Methods & data analysis



The Uses of Secondary Analysis in the Social Sciences



Content:
 

  1. Prerequisites and uses of secondary analysis
  2. Data for secondary analysis
  3. Using old data to test new ideas
  4. Technical means to add to the informational value of data
  5. The potential of secondary analysis for teaching
  6. Creating the data base for social science research
  7. Notes
 

2. Data for secondary analysis

On January 1979 "The Economist" reported about the misuse of social science data. One of the cases quoted referred to a French opinion poll about immigrants in France. The French people were asked to answer the question, whether they thought that immigrants should be sent home or should remain in France. This survey was conducted under contract of Government. The director of the respective field research institute was shocked by the outcome of that particular poll. The raw figures showed that the 77% of the respondents claimed that immigrants should be sent home. Without warning the Government he reported that only 57% were in favour of sending foreign workers home. So he reduced the actual findings by 20% in order to make the results more acceptable.

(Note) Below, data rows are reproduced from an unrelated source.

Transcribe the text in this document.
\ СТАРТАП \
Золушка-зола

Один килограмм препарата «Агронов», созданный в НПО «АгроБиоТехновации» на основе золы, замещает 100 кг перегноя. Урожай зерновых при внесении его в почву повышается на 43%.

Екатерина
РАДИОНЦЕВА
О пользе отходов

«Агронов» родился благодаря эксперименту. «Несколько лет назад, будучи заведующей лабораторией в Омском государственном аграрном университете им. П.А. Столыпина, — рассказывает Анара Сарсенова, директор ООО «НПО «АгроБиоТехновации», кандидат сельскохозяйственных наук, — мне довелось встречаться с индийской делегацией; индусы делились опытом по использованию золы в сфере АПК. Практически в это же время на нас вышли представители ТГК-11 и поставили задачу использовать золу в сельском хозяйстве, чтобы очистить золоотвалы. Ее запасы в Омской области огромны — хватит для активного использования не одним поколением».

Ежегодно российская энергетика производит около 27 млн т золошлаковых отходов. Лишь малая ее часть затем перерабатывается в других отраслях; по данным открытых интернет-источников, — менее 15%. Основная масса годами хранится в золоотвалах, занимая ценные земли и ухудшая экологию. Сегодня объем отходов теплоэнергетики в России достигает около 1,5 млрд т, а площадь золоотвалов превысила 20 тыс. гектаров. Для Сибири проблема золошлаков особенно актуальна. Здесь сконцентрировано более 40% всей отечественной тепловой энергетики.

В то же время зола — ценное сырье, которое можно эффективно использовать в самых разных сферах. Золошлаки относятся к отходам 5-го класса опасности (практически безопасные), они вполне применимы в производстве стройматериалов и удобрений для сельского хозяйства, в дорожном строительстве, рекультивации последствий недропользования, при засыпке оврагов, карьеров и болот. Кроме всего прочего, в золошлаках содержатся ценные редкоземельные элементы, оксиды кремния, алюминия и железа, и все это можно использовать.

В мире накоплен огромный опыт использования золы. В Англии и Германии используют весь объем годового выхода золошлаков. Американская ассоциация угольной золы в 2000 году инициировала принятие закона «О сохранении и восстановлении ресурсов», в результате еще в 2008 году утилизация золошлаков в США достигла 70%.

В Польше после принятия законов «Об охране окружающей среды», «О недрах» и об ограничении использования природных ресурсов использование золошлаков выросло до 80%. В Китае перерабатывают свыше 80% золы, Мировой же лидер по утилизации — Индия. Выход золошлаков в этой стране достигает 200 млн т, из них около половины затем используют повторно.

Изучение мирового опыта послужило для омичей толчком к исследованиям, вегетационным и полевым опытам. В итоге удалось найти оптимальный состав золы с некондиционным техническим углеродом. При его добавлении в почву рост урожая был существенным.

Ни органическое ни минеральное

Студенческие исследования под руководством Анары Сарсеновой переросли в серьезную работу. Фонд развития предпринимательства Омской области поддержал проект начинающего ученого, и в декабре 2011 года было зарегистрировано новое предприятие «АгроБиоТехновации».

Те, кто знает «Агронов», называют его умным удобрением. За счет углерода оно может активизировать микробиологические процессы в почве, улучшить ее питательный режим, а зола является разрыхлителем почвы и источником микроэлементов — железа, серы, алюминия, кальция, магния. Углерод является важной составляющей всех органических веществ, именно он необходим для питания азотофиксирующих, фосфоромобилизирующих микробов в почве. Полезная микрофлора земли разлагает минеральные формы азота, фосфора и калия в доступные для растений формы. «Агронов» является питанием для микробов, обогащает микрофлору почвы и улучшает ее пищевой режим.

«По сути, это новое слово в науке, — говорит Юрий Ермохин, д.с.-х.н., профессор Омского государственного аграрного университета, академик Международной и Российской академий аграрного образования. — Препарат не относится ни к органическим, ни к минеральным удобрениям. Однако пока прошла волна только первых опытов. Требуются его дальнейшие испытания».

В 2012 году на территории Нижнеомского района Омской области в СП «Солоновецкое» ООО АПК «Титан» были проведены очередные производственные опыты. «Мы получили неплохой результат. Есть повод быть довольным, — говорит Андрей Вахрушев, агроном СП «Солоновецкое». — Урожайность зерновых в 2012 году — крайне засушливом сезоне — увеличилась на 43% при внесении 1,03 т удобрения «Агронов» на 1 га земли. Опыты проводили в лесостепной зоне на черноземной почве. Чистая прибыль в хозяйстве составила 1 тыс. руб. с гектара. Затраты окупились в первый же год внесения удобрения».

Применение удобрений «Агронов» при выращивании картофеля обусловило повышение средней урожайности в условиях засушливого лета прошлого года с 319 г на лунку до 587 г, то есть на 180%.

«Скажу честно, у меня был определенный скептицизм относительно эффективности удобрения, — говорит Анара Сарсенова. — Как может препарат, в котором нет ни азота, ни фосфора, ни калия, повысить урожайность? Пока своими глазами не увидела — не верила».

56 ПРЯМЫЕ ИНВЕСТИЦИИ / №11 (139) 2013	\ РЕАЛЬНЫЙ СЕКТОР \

That is not a typical case for social research, but it is one of the cases which you would like to control better, if it happens. Therefore, "The Economist" made the plea that a polls watcher was needed to monitor what was being reported as a basis for further decisions.

Here we are very close to one of the potential uses of secondary analysis. Social science data archives cannot take over the role of polls watchers, but they can make archive data available to the social science community in order to stimulate scientific discussion of the findings and results based on the respective data.

Whereas it is not the primary goal of the archives to check the analyses and interpretations of principal investigators, they do, however, concentrate on the methodological and technical control of data formats recorded on diskettes, CD ROMs or other media and on the data documentation. In contrast to the situation of information and documentation in the field of social science literature, data archives have to invest a tremendous amount of work in order to make the original material, given to the archives by researchers or field research institutes, usable for further analysis. In an extreme case it may be necessary to rewrite the complete documentation for a data set. This, however, does not mean changing information; it is rather upgrading and reducing the ambiguity of the representation and format of the respective information.